Je suis néanmoins plus dubitatif quant à l'intégration féminine dans un système fondé sur le service militaire obligatoire pour les hommes comme c'est le cas chez nous. Leur volontarisme n'en fait forcément de meilleurs éléments que les hommes incoroprés avec elles et occupant les mêmes fonctions. De plus j'ai toujours de la peine à imaginer la cohabitation entre des militaires contraints d'effectuer leur service et des volontaires (qui plus est des femmes, dans un milieu qui leur est plutôt réticent)ayant fait personnellement la démarche de venir...

Même si personnellement j'ai pris la décision de ne plus questionner les militaires féminin sur leur motivations à intégrer l'armée(j'avais trop souvent l'impression d'entendre un discours tout cuit qui ne reflétait pas de vraies motivations), je continue de m'interroger sans trouver de réponse.

Bref. Je ne sais pas si j'ai été très clair, mais mes interrogations sont plus le fait d'un sentiment de malaise que fondée sur des faits tangibles (je n'ai jamais entendu une femme se plaindre de sa condition de militaire féminin, alors que pour les hommes j'ai des exemples à la pelle...). Pour faire court je comprend les motivation à intégrer un corps professionnel mais moins celle qui poussent à intégrer un système de milice contraignant pour la gent masculine.

Peut-être que je me fais des films...

(Histoire de ne pas me faire passer pour un horrible récalcitrant opposé à toute présence féminine dans l'armée, je fais mon mea-culpa. Oui c'est vrai, je n'ai jamais été très chaud; mais j'ai depuis eu l'occasion de servir avec des militaires féminin qui étaient extrêment sérieuses et très efficaces dans leurs fonctions respectives. Cela m'a fait renoncer à mon scepticisme et travailler avec ces femmes était plutôt enthousisamant alors que certains de leurs collègues masculins n'assuraient pas.)

Publié par Louis-Henri le 9 décembre 2005 à 18:54

L'armée de milice et les femmes

Il est vrai que les femmes conduisent, s'instruisent et visent mieux que les hommes en général. La technicité est leur alliée, là où la force physique leur ferait défaut en comparaison avec les hommes. Les femmes sont plus endurantes aussi et ont nettement moins tendance aux comportements à risque.

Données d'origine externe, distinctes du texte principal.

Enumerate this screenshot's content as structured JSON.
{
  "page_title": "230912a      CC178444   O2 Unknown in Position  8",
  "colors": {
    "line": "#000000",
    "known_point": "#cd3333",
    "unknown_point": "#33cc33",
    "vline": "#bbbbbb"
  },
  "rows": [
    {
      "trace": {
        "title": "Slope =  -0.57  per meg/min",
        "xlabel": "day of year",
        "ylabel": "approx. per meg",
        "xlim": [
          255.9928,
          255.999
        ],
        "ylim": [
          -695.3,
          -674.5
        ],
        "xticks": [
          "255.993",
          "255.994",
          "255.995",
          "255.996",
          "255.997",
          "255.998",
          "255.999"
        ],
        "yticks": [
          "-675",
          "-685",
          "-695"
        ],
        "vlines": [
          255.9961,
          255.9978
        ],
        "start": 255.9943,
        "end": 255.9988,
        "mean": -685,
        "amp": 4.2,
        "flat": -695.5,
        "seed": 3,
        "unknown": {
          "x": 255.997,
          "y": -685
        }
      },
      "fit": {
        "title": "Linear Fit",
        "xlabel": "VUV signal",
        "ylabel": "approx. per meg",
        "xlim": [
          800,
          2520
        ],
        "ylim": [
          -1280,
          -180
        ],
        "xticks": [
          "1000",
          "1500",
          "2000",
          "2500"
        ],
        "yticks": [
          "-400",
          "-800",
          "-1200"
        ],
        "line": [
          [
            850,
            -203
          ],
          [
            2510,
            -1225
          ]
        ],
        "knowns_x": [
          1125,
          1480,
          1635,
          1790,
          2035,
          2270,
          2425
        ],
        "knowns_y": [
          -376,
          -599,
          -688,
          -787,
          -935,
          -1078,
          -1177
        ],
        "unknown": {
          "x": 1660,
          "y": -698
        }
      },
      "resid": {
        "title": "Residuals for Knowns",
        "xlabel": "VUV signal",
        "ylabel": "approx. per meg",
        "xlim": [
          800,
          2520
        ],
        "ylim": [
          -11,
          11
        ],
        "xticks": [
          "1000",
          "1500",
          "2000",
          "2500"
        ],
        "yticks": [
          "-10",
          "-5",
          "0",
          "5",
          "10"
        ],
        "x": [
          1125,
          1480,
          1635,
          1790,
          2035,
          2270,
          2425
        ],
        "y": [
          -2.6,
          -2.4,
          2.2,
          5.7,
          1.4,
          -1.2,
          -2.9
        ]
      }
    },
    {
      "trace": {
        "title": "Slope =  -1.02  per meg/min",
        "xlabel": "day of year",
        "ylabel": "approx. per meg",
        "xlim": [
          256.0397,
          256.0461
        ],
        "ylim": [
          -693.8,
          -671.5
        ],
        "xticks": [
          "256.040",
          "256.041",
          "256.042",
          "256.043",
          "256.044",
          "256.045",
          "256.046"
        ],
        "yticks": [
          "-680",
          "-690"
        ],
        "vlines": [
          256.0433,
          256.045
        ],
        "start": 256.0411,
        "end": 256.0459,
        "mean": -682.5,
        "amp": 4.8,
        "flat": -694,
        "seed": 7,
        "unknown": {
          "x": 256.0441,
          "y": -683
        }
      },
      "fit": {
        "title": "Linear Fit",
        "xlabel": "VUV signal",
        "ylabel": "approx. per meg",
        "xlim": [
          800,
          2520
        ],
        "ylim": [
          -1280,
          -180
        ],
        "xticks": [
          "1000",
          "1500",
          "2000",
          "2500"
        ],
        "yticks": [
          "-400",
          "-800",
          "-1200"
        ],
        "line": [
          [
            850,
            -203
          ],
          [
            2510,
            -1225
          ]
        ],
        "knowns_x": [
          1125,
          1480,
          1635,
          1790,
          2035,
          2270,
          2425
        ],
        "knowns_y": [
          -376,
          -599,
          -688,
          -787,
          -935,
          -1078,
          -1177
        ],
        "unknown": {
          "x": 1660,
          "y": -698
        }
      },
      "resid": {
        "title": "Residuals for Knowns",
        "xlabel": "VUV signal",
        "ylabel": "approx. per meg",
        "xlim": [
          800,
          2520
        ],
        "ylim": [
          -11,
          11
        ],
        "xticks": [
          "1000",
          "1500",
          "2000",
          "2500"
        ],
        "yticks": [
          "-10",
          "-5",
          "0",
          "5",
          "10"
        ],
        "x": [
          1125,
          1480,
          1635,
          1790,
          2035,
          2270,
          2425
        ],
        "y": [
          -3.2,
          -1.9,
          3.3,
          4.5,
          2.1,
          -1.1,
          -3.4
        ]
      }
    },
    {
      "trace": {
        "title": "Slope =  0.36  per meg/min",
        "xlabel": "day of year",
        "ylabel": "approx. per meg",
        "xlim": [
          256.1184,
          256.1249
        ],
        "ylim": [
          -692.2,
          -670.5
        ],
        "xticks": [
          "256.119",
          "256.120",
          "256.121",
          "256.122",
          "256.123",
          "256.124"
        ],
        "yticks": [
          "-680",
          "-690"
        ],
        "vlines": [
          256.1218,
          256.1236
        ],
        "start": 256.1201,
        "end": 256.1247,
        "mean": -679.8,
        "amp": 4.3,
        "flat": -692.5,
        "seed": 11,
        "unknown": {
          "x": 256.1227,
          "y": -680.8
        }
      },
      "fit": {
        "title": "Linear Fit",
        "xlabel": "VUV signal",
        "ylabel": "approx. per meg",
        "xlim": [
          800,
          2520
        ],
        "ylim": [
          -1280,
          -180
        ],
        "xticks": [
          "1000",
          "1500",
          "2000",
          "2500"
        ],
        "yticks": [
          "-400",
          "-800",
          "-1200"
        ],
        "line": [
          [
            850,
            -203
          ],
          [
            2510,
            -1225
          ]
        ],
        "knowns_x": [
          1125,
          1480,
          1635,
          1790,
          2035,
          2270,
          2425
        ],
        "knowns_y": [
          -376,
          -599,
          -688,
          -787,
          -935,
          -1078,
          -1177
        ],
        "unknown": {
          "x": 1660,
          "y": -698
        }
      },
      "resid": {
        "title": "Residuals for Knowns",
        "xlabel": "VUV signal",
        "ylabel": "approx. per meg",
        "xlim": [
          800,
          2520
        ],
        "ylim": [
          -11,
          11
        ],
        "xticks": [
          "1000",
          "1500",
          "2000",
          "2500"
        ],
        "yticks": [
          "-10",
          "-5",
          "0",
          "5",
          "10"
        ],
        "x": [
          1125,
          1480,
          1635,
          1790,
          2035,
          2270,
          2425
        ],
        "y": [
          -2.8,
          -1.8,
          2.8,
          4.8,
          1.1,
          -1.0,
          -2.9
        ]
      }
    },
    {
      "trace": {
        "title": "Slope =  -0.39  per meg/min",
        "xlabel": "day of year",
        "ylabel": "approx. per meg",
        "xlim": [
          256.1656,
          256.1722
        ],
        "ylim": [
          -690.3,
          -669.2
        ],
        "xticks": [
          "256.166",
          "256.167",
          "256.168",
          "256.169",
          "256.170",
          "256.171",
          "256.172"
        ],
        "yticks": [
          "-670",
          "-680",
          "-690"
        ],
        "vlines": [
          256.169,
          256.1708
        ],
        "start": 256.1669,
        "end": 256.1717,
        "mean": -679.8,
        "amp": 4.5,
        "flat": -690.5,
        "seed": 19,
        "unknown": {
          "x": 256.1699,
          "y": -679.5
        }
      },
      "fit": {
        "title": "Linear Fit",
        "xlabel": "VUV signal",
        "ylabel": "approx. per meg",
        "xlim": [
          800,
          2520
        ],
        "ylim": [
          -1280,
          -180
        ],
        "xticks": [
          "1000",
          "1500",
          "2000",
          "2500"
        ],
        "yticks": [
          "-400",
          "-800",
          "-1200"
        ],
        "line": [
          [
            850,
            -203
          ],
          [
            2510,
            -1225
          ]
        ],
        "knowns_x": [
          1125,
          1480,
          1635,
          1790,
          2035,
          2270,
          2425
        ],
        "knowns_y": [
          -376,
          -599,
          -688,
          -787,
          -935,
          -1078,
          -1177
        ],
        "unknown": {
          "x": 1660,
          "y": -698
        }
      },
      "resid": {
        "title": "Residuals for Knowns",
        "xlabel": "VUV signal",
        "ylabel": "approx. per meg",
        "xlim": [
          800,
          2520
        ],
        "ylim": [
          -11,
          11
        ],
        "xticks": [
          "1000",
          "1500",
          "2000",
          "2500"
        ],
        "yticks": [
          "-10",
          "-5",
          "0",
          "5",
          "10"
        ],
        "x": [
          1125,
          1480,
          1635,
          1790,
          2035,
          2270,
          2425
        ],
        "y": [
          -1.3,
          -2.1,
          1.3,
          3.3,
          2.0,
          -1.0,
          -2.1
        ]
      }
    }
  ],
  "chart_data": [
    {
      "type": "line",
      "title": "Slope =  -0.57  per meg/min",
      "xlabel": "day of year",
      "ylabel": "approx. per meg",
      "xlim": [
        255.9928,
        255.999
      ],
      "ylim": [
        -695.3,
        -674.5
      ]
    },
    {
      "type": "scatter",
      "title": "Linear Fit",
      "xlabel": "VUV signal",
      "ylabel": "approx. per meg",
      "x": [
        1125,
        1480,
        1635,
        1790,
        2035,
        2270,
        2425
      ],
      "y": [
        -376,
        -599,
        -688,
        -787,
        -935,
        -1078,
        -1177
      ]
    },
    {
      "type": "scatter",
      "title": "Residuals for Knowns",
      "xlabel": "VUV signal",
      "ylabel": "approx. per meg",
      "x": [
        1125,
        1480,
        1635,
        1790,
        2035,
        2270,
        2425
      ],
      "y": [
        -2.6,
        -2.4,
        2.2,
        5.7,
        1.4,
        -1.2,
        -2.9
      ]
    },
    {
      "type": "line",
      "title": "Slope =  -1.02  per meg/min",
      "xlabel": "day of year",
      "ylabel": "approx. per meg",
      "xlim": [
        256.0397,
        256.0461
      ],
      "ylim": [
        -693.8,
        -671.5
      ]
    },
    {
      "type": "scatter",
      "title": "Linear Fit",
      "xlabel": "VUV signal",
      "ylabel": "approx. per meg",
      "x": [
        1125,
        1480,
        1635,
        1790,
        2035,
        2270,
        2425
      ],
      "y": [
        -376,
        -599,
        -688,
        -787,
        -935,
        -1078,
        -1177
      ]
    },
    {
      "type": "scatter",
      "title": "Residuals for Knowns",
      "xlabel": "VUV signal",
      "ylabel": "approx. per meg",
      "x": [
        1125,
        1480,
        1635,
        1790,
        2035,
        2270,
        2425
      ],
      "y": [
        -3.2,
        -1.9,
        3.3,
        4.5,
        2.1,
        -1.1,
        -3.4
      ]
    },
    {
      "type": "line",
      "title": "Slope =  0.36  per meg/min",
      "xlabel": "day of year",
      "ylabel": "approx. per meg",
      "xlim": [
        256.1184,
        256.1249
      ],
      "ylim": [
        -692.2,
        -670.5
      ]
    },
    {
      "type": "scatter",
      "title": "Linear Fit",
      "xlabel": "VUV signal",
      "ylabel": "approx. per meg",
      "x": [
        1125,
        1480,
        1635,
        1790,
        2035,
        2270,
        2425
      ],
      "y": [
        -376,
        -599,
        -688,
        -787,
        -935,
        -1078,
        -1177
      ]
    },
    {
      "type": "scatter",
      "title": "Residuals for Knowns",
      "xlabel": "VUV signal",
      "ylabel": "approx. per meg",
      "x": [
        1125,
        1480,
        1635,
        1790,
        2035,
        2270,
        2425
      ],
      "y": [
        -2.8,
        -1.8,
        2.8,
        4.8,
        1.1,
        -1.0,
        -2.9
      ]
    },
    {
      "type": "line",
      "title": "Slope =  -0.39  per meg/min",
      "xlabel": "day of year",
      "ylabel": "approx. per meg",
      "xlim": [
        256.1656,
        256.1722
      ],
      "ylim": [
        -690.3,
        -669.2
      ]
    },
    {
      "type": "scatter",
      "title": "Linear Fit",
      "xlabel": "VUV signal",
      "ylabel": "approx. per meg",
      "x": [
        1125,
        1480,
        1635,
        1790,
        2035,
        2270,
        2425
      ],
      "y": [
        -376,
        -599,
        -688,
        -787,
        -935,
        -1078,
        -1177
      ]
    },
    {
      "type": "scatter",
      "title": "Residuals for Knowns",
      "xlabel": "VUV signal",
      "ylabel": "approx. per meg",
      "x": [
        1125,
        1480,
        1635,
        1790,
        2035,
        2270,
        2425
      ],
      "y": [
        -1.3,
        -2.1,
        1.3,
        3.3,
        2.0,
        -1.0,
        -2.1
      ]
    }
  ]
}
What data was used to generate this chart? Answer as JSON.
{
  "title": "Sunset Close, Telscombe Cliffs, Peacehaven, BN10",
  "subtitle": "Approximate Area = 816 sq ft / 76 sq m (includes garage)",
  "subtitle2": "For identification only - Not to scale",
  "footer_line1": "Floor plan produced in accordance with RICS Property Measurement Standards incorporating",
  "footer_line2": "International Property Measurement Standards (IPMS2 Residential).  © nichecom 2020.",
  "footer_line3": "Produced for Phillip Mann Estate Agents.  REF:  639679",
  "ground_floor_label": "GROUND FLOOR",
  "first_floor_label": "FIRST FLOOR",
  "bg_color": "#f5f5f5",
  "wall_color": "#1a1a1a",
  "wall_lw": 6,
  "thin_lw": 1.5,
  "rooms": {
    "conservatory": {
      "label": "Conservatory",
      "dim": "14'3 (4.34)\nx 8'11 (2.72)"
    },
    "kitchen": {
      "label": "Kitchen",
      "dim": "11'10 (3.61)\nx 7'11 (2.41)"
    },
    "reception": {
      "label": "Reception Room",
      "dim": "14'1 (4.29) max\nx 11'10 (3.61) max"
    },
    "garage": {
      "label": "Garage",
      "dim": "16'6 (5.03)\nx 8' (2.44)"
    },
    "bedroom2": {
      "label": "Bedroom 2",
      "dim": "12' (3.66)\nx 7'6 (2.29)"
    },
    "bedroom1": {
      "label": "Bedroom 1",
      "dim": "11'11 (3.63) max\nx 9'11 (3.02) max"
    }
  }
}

MAIS... elles ne savent pas vider une bouteille de Dôle assez vite et fumer des joints sans interruption pour être prises au sérieux par leurs collègues masculins.

Allez savoir pourquoi, mais si j'ai une bonne opinion de l'armée de milice en tant que telle j'ai une trés mauvaise opinion de ce à quoi les recrues y occupent leur temps...

Publié par elf le 9 décembre 2005 à 21:29

Quelques brèves précisions concernant les femmes. La plupart ici sont suédoises ; je n'ai noté aucun problème particulier de compétences les concernant. Elles sont ni meilleures, ni pires que les hommes ; et comme le niveau général des officiers d'état-major est élevé, le leur est en proportion. Maintenant, asses peu de femmes sont d'un grade très élevé. Les plus gradées sont majors ou plus rarement lieutenant-colonels, et la moyenne se situe plutôt du côté de capitaine. Parmi les 14 officiers-clefs de l'EM LCC, aucun n'est une femme ; on compte 1 major, 6 lieutenant-colonels, 6 colonels et 1 brigadier. Ce qui est un indicateur intéressant.

Publié par Ludovic Monnerat le 9 décembre 2005 à 21:36

"... j'ai une trés mauvaise opinion de ce à quoi les recrues y occupent leur temps..."

À la Légion, on occupait les temps morts à casser des cailloux pour faire des routes. C'est comme cela que les premières routes carrossables furent faites dans les Colonies...

Publié par Yves-Marie SENAMAUD le 11 décembre 2005 à 4:39

Alors comme cela manque de présence féminine par ici, je vais me permettre d'ajouter une pierre à à l'édifice (en tant que femme et que soldat).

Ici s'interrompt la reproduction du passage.